Across the U.S., Millennial dads are becoming much more involved in raising their children. In fact, fathers have nearly tripled their time with children since 1965, according to the Pew Research Center. And a Pew analysis of U.S. Census Bureau data shows that the number of stay-at-home dads has nearly doubled in the past two decades.
Rising Expectations Lead Millennial Dads Online
As the roles of fathers grow, so do expectations and the gap between what they know and what they think they’re supposed to know. These rising expectations are leading to a lot of anxiety for new dads.
To help them get there, young dads are doing what they always do when they need information: They’re turning to the web. Google data shows that searches for baby-related terms on mobile have grown 52 percent year over year (YoY).
As dads increasingly have mobile moments-Google refers to these moments of need as I-want-to-know moments, I-want-to-go moments , I-want-to-do moments, and I-want-to-buy moments. What are they looking for? And how are they finding it? Are they finding it?
No matter what stage of fatherhood they’re in, men have questions, and they aren’t necessarily relying on traditional sources for answers. For example, Google sees that mobile peaks in the evenings for baby-related feeding and sleeping questions. After all, if baby doesn’t sleep, neither does dad.
And then comes the time when dads have even more questions-when their child learns the word “why?” More than half of millennial dads say they’ve used a phone to find out the answer to a question asked by their children, according to a Google Consumer Survey.
One reason they’re using mobile so often is because new dads are constantly on the go and looking for nearby activities and baby products.
This isn’t just a dad thing. More and more, people are using local search to find things nearby. Google search interest in “near me” has increased 34 times since 2011 and nearly doubled since last year, according to Google Trends. The vast majority come from mobile-80 percent in Q4 2014, according to Google data.
From the moment a man learns he’s going to be a dad, he has to do many things he’s never done-or even thought about-before. Suddenly he needs to know how to babyproof a house, burp a baby, warm a bottle, and on and on. Learning how to do these kinds of things used to be time-consuming, but today, dads can find out instantly. A Google / Ipsos survey found 91 percent of smartphone users turn to their devices for ideas while completing a task. And on mobile, baby-related how-to searches are growing 49 percent YoY, according to Google data.
These I-want-to-do moments change over the course of fatherhood. And for many dads, mobile has become the new instruction manual. One in three dads has used a smartphone to help install or build a product he bought for his child, according to a Google Consumer Survey.
Online video is especially helpful for time-strapped parents in search of quick answers. We see that baby-related searches on YouTube are growing and watch time of parenting videos has doubled in the past year, according to YouTube data.
As more parents divvy up responsibilities, the shopping list is being split as well.
On smartphones, dads can chip away at these purchase decisions in small moments every day. For example, searches for “strollers” on mobile have grown 80 percent in the last year, while “baby gear” is up 72 percent, according to Google data.
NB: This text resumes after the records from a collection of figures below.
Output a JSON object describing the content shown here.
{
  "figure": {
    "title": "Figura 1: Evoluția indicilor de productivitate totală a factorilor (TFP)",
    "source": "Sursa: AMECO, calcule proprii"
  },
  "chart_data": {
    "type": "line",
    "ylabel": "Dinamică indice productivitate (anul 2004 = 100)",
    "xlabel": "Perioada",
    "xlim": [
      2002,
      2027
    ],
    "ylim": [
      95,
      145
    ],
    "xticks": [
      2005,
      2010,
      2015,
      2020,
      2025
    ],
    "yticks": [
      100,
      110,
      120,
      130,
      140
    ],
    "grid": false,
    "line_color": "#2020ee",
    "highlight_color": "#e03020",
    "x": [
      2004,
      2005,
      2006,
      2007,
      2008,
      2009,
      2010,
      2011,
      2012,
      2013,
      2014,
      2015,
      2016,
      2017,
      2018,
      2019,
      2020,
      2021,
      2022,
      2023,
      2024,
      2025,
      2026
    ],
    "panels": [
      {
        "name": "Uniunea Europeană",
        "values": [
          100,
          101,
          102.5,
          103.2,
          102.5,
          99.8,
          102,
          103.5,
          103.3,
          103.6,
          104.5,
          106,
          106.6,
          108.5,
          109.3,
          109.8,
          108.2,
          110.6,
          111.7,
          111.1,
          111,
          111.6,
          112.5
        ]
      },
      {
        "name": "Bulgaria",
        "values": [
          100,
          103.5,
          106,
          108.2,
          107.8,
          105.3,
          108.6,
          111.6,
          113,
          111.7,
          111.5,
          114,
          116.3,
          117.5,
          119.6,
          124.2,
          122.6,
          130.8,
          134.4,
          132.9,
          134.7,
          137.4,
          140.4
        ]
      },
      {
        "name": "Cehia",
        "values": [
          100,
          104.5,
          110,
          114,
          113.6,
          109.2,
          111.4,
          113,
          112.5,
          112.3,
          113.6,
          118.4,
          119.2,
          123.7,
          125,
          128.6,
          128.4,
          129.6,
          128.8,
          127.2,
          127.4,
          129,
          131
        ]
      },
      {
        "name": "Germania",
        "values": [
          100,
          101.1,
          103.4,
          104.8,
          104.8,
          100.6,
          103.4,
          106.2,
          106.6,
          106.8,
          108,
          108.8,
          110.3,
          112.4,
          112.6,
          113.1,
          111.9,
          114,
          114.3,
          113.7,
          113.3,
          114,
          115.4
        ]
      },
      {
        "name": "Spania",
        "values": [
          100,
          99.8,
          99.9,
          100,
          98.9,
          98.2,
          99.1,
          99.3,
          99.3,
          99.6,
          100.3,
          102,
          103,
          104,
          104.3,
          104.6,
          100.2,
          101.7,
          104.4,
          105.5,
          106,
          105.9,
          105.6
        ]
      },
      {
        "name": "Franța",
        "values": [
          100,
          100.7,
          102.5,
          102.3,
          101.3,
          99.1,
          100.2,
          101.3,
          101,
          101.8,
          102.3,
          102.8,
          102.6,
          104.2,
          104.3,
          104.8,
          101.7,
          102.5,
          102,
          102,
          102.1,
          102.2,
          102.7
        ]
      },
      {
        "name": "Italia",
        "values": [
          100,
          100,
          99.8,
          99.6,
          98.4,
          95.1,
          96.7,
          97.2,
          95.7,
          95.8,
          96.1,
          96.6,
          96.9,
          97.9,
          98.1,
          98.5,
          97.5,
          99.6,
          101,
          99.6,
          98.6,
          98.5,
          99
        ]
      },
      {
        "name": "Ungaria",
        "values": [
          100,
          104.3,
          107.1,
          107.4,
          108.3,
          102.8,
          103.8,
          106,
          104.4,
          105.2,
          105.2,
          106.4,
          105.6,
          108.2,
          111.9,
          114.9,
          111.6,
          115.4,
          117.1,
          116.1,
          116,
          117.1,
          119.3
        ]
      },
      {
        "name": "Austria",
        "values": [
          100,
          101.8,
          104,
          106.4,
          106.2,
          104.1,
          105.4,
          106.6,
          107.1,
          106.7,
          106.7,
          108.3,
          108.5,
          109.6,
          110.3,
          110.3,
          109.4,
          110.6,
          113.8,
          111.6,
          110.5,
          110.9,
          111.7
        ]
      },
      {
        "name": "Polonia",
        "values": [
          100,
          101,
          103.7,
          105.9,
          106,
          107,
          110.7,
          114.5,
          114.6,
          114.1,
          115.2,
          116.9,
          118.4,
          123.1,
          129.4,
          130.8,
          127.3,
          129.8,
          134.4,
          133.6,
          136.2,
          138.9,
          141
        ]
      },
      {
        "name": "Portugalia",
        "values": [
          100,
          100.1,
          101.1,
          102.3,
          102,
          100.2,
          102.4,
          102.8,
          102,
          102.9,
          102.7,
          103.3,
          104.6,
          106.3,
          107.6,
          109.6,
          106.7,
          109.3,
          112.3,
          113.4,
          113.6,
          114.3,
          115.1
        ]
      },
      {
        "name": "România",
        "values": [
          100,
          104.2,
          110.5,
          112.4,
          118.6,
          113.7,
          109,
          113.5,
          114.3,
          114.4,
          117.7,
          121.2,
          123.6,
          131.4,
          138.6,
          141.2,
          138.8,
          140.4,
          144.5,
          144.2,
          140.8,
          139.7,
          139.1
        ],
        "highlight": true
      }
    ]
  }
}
New dads also make online purchases once the baby comes-for everything from food to financial services. Mobile gives them constant access to this information and can strongly influence what they end up buying.
The Perfect Moment to Win Customer Loyalty
Brands that understand these windows of opportunity, these micro-moments, stand to win over the hearts and minds of a highly valuable audience. And since starting a family, many of them report switching brand choices across a range of products, especially food/beverage/groceries and household cleaners.